Gibsons has pioneered municipal asset management by making natural assets a fundamental component of the city’s infrastructure system.

Gibsons has become the first North American city to pass a municipal asset management policy that explicitly recognizes natural assets, or “eco-assets,” as an asset class, acknowledging that eco-assets are often superior to engineered ones. The Canadian coastal city’s new Eco-Asset Strategy will help the city save money, reduce risks, and maintain healthy ecosystems. The Gibsons Aquifer is a great example. At a cost of just $28,000 annually, the aquifer provides clean drinking water in perpetuity and reduces the risk of liabilities for new water purification and storage infrastructure. By comparison, an engineered treatment plant would cost hundreds of thousands of dollars.

The city’s foreshore is another eco-asset, which – if properly managed – will protect the waterfront from storm surges and sea level rise at a significantly lower cost than the construction and operating costs of an engineered alternative. Other natural assets include soil and forest areas providing valuable stormwater management. By granting Gibsons’ eco-assets a financial value, a flow of ecosystem services supporting human health is enabled along with vital climate change adaptation.
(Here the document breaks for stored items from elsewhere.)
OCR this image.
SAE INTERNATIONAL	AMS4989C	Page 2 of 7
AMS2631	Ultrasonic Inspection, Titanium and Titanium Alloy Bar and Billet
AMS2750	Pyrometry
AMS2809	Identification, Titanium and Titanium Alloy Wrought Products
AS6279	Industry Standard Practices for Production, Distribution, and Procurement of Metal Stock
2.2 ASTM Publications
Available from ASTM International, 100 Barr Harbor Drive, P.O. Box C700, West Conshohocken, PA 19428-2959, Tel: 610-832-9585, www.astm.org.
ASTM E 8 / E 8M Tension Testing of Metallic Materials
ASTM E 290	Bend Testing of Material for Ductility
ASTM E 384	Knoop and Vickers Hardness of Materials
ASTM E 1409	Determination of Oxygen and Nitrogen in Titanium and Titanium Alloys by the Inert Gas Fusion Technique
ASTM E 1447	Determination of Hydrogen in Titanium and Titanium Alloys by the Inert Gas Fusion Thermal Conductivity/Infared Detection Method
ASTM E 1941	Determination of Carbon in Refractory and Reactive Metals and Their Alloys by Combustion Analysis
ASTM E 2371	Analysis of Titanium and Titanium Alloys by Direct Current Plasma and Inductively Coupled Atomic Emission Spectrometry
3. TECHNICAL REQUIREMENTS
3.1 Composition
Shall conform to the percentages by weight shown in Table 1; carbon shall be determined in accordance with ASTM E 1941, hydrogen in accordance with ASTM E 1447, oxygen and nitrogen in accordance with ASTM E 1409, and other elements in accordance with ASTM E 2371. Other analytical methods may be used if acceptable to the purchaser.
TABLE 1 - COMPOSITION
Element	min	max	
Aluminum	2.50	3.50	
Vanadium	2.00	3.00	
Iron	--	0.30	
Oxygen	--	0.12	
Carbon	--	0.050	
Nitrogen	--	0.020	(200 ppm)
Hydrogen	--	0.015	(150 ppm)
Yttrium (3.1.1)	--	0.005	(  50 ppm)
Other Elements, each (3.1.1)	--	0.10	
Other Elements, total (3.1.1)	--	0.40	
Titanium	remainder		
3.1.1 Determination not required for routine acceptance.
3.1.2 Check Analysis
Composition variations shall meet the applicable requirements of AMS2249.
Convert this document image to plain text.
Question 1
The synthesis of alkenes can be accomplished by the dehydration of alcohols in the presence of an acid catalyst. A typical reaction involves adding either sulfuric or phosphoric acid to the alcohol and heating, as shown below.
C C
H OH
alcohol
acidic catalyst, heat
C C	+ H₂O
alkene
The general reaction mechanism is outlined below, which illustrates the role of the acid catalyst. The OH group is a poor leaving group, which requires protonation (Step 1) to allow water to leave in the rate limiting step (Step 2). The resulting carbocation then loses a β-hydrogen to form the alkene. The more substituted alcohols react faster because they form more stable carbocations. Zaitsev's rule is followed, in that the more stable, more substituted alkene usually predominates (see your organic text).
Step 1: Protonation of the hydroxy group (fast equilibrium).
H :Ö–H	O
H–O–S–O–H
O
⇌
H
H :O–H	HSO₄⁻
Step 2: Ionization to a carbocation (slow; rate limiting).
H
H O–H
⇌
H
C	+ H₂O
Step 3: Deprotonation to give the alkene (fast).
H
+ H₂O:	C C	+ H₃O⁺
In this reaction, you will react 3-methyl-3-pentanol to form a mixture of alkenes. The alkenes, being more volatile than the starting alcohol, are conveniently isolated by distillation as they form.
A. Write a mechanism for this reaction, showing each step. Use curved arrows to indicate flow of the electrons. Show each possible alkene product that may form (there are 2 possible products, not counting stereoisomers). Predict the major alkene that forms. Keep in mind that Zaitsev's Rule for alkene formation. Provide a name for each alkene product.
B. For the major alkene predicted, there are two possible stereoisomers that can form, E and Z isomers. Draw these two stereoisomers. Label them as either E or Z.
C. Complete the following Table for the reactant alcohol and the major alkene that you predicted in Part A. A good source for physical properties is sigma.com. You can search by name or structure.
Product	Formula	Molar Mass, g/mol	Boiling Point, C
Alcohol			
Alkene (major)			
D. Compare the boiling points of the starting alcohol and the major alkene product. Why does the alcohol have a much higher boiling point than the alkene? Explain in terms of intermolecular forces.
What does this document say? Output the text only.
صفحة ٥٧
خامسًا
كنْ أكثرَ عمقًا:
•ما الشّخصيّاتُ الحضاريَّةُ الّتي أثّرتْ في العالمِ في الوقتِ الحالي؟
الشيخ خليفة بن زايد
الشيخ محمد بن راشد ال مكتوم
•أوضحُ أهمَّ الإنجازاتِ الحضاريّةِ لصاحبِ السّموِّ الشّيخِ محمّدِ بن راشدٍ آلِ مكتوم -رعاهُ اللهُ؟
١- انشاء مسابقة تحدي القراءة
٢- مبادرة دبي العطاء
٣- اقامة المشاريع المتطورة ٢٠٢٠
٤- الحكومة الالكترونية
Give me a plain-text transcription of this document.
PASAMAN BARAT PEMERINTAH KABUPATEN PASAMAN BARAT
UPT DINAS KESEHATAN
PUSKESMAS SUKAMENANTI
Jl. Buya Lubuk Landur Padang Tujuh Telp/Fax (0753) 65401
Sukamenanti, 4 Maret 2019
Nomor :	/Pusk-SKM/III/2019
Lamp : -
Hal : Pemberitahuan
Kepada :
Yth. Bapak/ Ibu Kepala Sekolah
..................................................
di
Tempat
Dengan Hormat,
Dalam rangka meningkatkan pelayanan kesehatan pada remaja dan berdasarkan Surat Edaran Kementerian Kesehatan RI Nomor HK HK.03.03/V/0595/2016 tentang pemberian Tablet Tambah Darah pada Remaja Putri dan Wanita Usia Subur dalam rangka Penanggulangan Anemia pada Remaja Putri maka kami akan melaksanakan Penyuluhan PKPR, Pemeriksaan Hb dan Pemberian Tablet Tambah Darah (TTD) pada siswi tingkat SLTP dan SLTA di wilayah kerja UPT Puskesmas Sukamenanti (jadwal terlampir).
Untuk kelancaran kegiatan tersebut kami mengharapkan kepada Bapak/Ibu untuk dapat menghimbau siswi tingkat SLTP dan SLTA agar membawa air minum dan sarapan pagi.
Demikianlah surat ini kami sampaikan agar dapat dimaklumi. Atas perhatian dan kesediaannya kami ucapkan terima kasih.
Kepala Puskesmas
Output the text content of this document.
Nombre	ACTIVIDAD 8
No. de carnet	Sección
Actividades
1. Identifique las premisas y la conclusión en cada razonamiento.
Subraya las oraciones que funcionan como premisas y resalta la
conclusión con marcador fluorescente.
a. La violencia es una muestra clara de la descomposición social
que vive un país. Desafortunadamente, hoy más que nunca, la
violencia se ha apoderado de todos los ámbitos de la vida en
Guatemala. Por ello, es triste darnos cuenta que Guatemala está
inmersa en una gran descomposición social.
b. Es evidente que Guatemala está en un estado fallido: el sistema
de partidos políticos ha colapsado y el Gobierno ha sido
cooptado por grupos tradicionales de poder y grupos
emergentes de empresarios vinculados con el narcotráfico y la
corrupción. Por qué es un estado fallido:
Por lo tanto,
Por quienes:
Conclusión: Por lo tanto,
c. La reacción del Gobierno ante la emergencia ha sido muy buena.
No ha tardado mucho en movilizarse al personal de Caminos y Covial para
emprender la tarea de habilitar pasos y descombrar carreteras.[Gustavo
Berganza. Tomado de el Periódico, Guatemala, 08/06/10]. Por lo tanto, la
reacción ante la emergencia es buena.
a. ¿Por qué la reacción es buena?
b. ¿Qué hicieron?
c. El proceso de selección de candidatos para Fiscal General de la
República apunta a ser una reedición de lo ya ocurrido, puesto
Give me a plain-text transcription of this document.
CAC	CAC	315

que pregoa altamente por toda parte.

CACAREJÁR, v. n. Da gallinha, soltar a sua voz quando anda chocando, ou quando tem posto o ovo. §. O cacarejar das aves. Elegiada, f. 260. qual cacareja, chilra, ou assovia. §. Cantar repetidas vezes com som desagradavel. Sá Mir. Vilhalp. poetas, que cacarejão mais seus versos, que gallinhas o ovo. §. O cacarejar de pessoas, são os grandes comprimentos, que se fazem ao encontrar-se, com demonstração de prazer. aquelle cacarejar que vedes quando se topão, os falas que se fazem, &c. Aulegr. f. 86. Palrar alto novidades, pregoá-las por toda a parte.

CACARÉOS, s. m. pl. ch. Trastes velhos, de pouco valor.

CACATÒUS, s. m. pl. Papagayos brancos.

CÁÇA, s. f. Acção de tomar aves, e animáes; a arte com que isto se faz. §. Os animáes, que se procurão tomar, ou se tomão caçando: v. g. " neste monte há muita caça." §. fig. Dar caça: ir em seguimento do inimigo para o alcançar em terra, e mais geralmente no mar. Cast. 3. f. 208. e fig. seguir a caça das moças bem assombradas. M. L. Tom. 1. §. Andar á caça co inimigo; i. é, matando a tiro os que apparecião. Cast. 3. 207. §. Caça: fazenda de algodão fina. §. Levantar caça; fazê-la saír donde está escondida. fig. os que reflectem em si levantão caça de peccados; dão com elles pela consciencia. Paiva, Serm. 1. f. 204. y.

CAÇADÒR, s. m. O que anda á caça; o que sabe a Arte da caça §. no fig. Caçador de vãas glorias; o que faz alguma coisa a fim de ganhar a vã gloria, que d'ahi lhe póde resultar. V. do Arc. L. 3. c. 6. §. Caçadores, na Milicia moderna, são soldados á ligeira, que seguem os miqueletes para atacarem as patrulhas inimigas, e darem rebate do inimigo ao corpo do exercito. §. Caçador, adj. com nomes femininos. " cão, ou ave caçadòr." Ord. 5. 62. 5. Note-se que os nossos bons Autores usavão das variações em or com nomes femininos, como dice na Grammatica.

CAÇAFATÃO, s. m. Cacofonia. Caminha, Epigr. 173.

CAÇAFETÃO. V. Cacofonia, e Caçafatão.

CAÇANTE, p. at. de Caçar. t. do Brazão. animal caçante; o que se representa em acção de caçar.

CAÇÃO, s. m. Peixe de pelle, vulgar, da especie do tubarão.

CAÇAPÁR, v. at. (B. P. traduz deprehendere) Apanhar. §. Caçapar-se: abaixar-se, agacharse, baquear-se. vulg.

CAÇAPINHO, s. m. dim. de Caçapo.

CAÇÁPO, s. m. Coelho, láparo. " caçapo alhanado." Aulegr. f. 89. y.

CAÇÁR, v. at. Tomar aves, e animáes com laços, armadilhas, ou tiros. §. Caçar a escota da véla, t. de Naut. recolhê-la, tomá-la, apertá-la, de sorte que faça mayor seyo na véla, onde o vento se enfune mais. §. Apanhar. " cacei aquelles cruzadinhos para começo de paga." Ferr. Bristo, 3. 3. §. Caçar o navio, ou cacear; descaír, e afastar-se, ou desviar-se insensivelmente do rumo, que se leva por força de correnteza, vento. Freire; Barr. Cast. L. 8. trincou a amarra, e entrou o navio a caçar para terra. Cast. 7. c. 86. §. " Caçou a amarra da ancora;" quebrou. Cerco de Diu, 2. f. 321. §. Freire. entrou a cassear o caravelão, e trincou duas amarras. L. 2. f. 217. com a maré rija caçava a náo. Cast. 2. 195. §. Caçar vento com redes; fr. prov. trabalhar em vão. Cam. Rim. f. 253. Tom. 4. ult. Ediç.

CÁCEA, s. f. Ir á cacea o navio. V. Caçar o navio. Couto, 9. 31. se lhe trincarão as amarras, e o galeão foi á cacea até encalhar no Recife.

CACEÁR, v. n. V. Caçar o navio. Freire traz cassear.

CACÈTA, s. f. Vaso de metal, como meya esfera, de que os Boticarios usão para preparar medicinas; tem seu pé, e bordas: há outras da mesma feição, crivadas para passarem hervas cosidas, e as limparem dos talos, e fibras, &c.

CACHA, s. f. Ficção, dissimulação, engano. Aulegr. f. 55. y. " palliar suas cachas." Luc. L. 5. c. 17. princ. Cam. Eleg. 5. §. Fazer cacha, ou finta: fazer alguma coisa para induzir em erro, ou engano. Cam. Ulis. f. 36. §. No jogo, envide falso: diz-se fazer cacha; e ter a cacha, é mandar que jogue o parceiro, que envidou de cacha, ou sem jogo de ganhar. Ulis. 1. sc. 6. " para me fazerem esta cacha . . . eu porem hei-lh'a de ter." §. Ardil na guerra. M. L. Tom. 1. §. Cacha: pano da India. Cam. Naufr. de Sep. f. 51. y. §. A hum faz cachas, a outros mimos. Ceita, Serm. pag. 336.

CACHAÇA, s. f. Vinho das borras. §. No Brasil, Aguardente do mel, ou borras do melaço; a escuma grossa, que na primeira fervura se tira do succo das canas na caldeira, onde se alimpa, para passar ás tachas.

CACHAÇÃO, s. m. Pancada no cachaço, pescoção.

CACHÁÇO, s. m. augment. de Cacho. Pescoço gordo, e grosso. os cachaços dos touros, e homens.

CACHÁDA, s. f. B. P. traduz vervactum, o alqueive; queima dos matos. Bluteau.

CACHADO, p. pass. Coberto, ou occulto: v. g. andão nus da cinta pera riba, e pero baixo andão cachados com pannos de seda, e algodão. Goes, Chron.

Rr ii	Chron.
73% of Gibsons’ inhabitants rely on water from the city’s aquifer

The challenge

With one-meter sea level rise projected by 2100, coupled with storm surges, the coastal city of Gibsons will require measures to protect its assets and livelihoods in the foreshore area. The city has therefore innovated municipal asset management, ensuring its resilience to future change in weather conditions.

Co-benefits

Economic Natural assets have a financial advantage over engineered assets in that they have lower operational costs, lower risks, no upfront or replacement costs, and no depreciation.

Environmental The increased habitat from preserved forests and foreshore increases biodiversity in Gibsons.

Health Abundant research demonstrates the positive mental and physical health impacts resulting from the presence of nature in urban areas.

About Gibsons

Gibsons is a coastal community of 4,200 located in southwestern British Columbia and is the main marine gateway to the Sunshine Coast. Gibsons is not accessible by road – vehicle access is by BC Ferries from Horseshoe Bay in West Vancouver, a 40-minute crossing. In October 2009, the town was declared the “Most Liveable Community in the World” (under 20,000 population) at the international Livcom Awards. Endorsed by the United Nations Environment Programme, the LivCom competition focuses on Best Practices for management of the local environment. In 2009 Gibsons also won an Energy & Climate Action Award for Community Planning and Development, awarded by the Community Energy Association. A major factor in this award was a new housing development, which will be heated by the first publicly owned geoexchange system in Canada.